Abstract:
Background Protein phosphatase 4 (PP4), a member of the PP2A family, is an evolutionarily highly conserved serine/threonine phosphatase. Its dephosphorylation is one of the mechanisms regulating cell proliferation, apoptosis, differentiation and other important functions. The regulatory role of PP4 in nonalcoholic fatty liver disease is unclear.
Objective To study the effects of PP4 on lipid metabolism, injury and apoptosis of lipid deposited hepatocytes.
Methods Mouse liver cells AML12 were divided into control group, PP4 inhibitor treatment group, oleic acid treatment group and oleic acid + PP4 inhibitor group. Triglyceride (TG) and aminotransferase (ALT, AST) contents were detected by spectrophotometry, and reactive oxygen species (ROS), cell cycle and apoptosis were detected by flow cytometry. Lipid metabolism and apoptotic gene expression were detected by qPCR. AML12 mouse liver cells with PP4 overexpression were divided into control group, PP4 overexpression group, PP4 interference group, oleic acid treatment group and PP4 overexpression + oleic acid treatment group. qPCR was used to detect the expression of key enzyme genes of lipid metabolism, and oil red O staining was used to detect lipid accumulation. Western blot assay was used to detect the expression of key enzyme protein of lipid metabolism, and to explore the effects of PP4 on lipid metabolism, injury and apoptosis of lipid-accumulating hepatocytes.

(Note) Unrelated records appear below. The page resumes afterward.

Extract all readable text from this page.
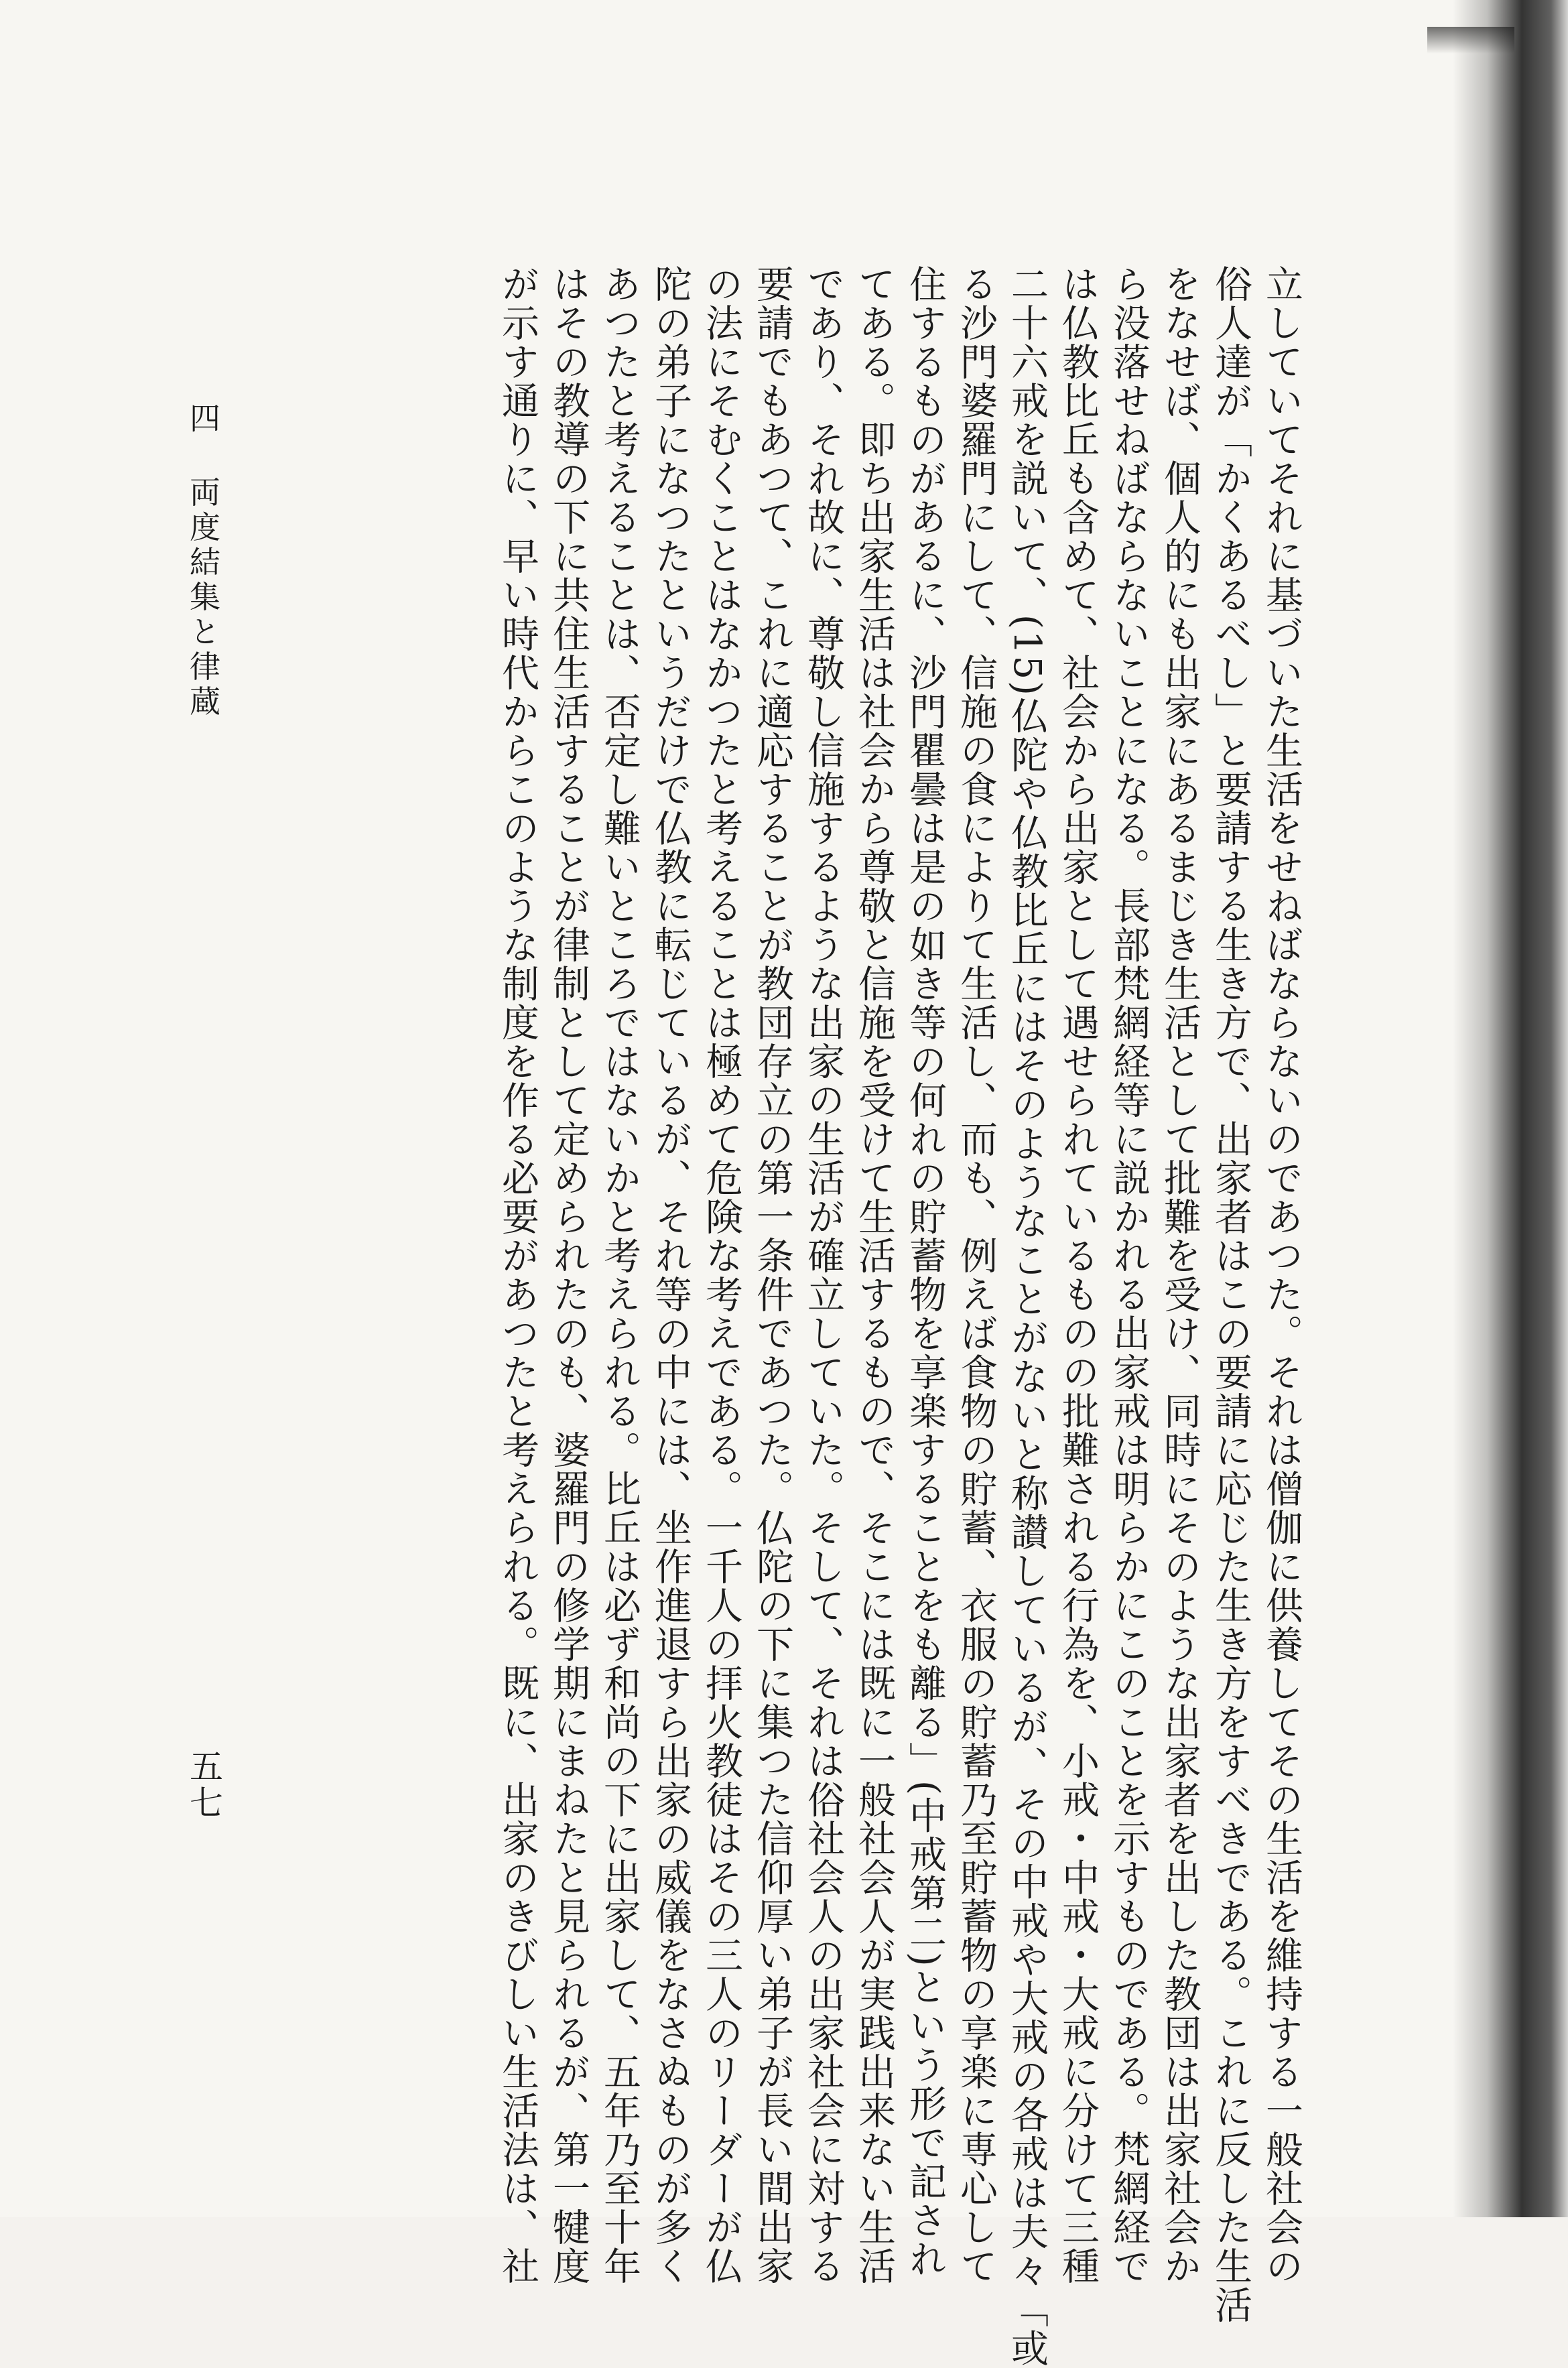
立していてそれに基づいた生活をせねばならないのであつた。それは僧伽に供養してその生活を維持する一般社会の
俗人達が「かくあるべし」と要請する生き方で、出家者はこの要請に応じた生き方をすべきである。これに反した生活
をなせば、個人的にも出家にあるまじき生活として批難を受け、同時にそのような出家者を出した教団は出家社会か
ら没落せねばならないことになる。長部梵網経等に説かれる出家戒は明らかにこのことを示すものである。梵網経で
は仏教比丘も含めて、社会から出家として遇せられているものの批難される行為を、小戒・中戒・大戒に分けて三種
二十六戒を説いて、(15)仏陀や仏教比丘にはそのようなことがないと称讃しているが、その中戒や大戒の各戒は夫々「或
る沙門婆羅門にして、信施の食によりて生活し、而も、例えば食物の貯蓄、衣服の貯蓄乃至貯蓄物の享楽に専心して
住するものがあるに、沙門瞿曇は是の如き等の何れの貯蓄物を享楽することをも離る」(中戒第二)という形で記され
てある。即ち出家生活は社会から尊敬と信施を受けて生活するもので、そこには既に一般社会人が実践出来ない生活
であり、それ故に、尊敬し信施するような出家の生活が確立していた。そして、それは俗社会人の出家社会に対する
要請でもあつて、これに適応することが教団存立の第一条件であつた。仏陀の下に集つた信仰厚い弟子が長い間出家
の法にそむくことはなかつたと考えることは極めて危険な考えである。一千人の拝火教徒はその三人のリーダーが仏
陀の弟子になつたというだけで仏教に転じているが、それ等の中には、坐作進退すら出家の威儀をなさぬものが多く
あつたと考えることは、否定し難いところではないかと考えられる。比丘は必ず和尚の下に出家して、五年乃至十年
はその教導の下に共住生活することが律制として定められたのも、婆羅門の修学期にまねたと見られるが、第一犍度
が示す通りに、早い時代からこのような制度を作る必要があつたと考えられる。既に、出家のきびしい生活法は、社
四 両度結集と律蔵
五七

Results Compared with the control group, the expression levels of PP4, liver fibrosis gene Timp1, anti-apoptotic gene Bcl-2, apoptotic gene Bax and apoptotic gene Caspase 3 increased in hepatocytes of oleic acid treatment group (P<0.05), and the expression levels of key lipid metabolism enzyme genes CPT1, ACC1 and FAS also increased (P<0.05), so did the supernatant TG, transaminase ALT and AST (P<0.05); The percentage of ROS positive cells increased (P<0.001), while the proportion of G0/G1 phase cells decreased (P<0.01), the proportion of S phase cells increased (P<0.05), and the apoptosis of cells increased (P<0.001). Compared with oleic acid treatment group, the expression levels of liver fibrosis gene Cola1, apoptotic gene Bax and apoptotic gene Caspase 3 decreased in oleic acid + PP4 inhibitor treatment group (P<0.05); The expression levels of ACC1 and FAS, the key enzymes of lipid metabolism, and aminotransferase ALT and AST were also decreased (P<0.05); The percentage of ROS positive cells decreased (P<0.05), the proportion of G0/G1 phase increased (P<0.01), while the proportion of S phase decreased (P<0.05), and the apoptosis decreased (P<0.001). CPT1 and FAS expression levels were decreased after PP4 interference (P<0.05), while CPT1 and FAS expression levels were increased after PP4 overexpression (P<0.05); After PP4 overexpression and oleic acid treatment, oil red O staining showed increased lipid deposition. After oleic acid treatment, the expressions of key enzyme proteins PP4, ACC1 and CPT1 were increased, while the expressions of CPT1 were decreased.
Conclusion PP4 is involved in lipid metabolism, injury and apoptosis of hepatocytes treated with oleic acid. Inhibition of PP4 activity can reduce lipid accumulation in hepatocytes, and increase the accumulation of PP4 overexpressed lipids.